Si les nuages sont bas sur Varsovie, ça se dégage un peu à Pékin. Et ce qui est un symptôme extrêmement intéressant de tout cela, c’est d’abord que les journaux n’ont pas consacré une grande part à la conclusion du Congrès du Parti Communiste Chinois (PCC). C’était autrefois un événement politique majeur, aujourd’hui ça ne l’est plus.
On a un peu l’impression, selon la belle expression du socialiste Saint-Simon – pas le Duc, le Comte – que finalement "l’administration des choses remplacera sur le gouvernement des personnes". Pourtant, ce n’est pas tout à fait vrai.
Hu Jintao, le Président du PCC, un homme qui a été constamment sous-estimé ces dernières années, a remporté de façon très habile ce Congrès. Mais, pour le comprendre, il faut revenir un peu en arrière.
Il existe une vie politique dans les pays de parti unique, comme il en existe une dans les pays de régime parlementaire. Les protocoles de lecture ne sont pas tout à fait les mêmes, mais on peut y arriver.
Pour dire les choses simplement, la vie politique à l’époque de Deng Xiaoping, dans les années 80 et encore au début des années 90, était scandée par l’opposition de partisans des réformes économiques, et partisans de l’ancien appareil planificateur du Parti, les maoïstes ayant été éliminés, où s’étant redistribués entre ces deux pôles.
Et bien, il y eut jusqu’à Tiananmen, un ascendant des partisans des réformes économiques, mais certains, notamment le Secrétaire général du Parti de l’époque voulait aller au-delà, vers la démocratie politique, et il y eut un durcissement des planificateurs.
Alors, à la fin du règne de Deng Xiaoping, le compromis passé était plutôt en faveur des planificateurs centralisateurs autoritaires, mais c’est là que le renversement extraordinaire s’est produit : la gauche est devenue la droite, la droite est devenue la gauche.

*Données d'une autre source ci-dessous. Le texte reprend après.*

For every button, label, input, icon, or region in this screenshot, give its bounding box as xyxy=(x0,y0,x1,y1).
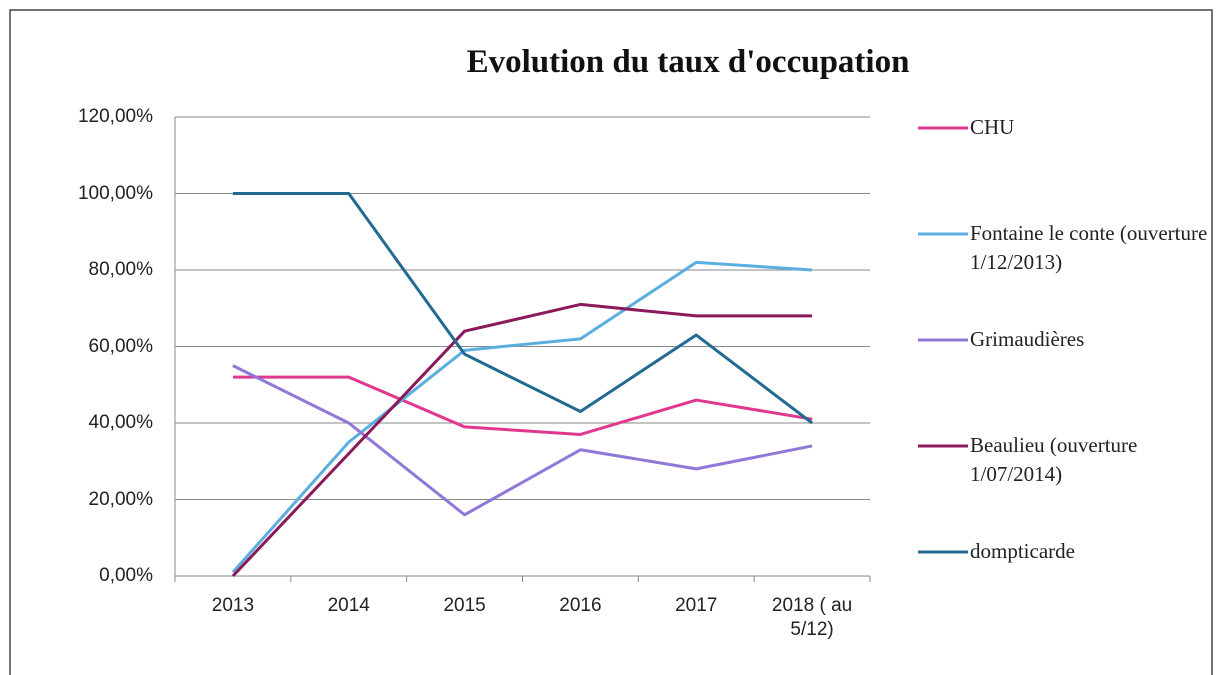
x-tick-label: 2015 xyxy=(443,595,486,616)
y-tick-label: 20,00% xyxy=(88,488,153,510)
y-tick-label: 40,00% xyxy=(88,412,153,433)
x-tick-label: 2018 ( au 5/12) xyxy=(771,595,853,640)
x-tick-label: 2017 xyxy=(675,595,718,616)
y-tick-label: 60,00% xyxy=(88,335,153,357)
frame xyxy=(9,9,1213,675)
y-tick-label: 80,00% xyxy=(88,259,153,280)
y-tick-label: 120,00% xyxy=(77,106,153,127)
legend-label: Grimaudières xyxy=(970,327,1085,351)
series-line xyxy=(232,375,813,436)
series-line xyxy=(231,260,813,574)
series-line xyxy=(232,364,813,517)
x-tick-label: 2014 xyxy=(327,595,370,616)
y-tick-label: 100,00% xyxy=(77,182,153,204)
series-line xyxy=(231,302,813,578)
legend-label: Beaulieu (ouverture 1/07/2014) xyxy=(970,433,1138,486)
series-line xyxy=(232,192,813,425)
legend-label: CHU xyxy=(970,115,1015,139)
y-tick-label: 0,00% xyxy=(99,565,153,586)
x-tick-label: 2016 xyxy=(559,595,602,616)
legend-label: Fontaine le conte (ouverture 1/12/2013) xyxy=(970,221,1208,274)
legend-label: dompticarde xyxy=(970,539,1075,563)
chart-title: Evolution du taux d'occupation xyxy=(466,44,910,80)
x-tick-label: 2013 xyxy=(211,595,255,616)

Car, avec Jiang Zemin qui était un homme dur qui dénonçât Gorbatchev comme lui-même trotskiste devant un Comité central assez dramatique en 1979 du PCC. Et bien, Jiang Zemin, arrivé au pouvoir, s’identifia avec l’enrichissement de tous les Chinois à peu près selon le mot d’ordre de Guizot, de sorte que le groupe autoritaire qui ne veut toujours rien laisser de pouvoir aux organismes décentralisés à la société, à la démocratie en somme dont la prospérité chinoise annonce probablement un jour l’avènement, ce groupe est devenu aussi hypercapitaliste et identifié au succès de Shanghai.
Alors, qu’au contraire, Hu Jintao, qui lui a été choisi par Deng Xiaoping qui vient des jeunesses communistes dont tout l’entourage a sympathisé au moins initialement avec les émeutiers de Tienanmen, tient aujourd’hui un discours d’austérité, de rattrapage du développement pour les campagnes, de remise en cause de l’enrichissement facile, et, bien entendu, de façon sous-jacente, l’autoritarisme.
Et Hu Jintao a montré un peu plus que le bout du nez., fort d’avoir réformé la commission militaire – c’est-à-dire mise en place des généraux plus jeunes et qui sont à sa main – en tenant un discours tout à fait pacifique à l’égard du Japon et de Taiwan, ce qui est l’indice dans la vie politique japonaise du libéralisme.
Autrement dit, Hu Jintao a réussi l’encerclement de ses adversaires. Il est plus libéral qu’eux et il garde ce programme (son premier adjoint , Li Keqiang, qui vient d’entrer à la direction du Parti, notoirement, est un homme du dialogue entre le Japon et la Chine , il est vrai qu’il est de la Mandchourie qui dépend énormément des investissements japonais). Et dans le même temps, Hu Jintao développe une critique quasiment maoïste de l’abandon des campagnes et des pauvres par des riches égoïstes, et il a purgé le Parti de Shanghai, enlevant ainsi à Jiang Zemin, son ancienne base.
Alors nous sommes en Chine. La victoire n’est jamais complète. C’est le jeu de go, ce n’est pas les échecs. Mais on peut dire qu’en tout cas, il sort de ce Congrès du PCC plutôt de bonnes nouvelles, à condition que l’occident comprenne que même cette Chine qui avance comme un éléphant dévalant une pente avec une richesse croissante, et aussi de problèmes écologiques et sociaux énormes, est une Chine plus faible qu’on ne le croit et qu’il faut encore aider. Aider différemment d’un pays du Tiers-monde, mais aider tout de même.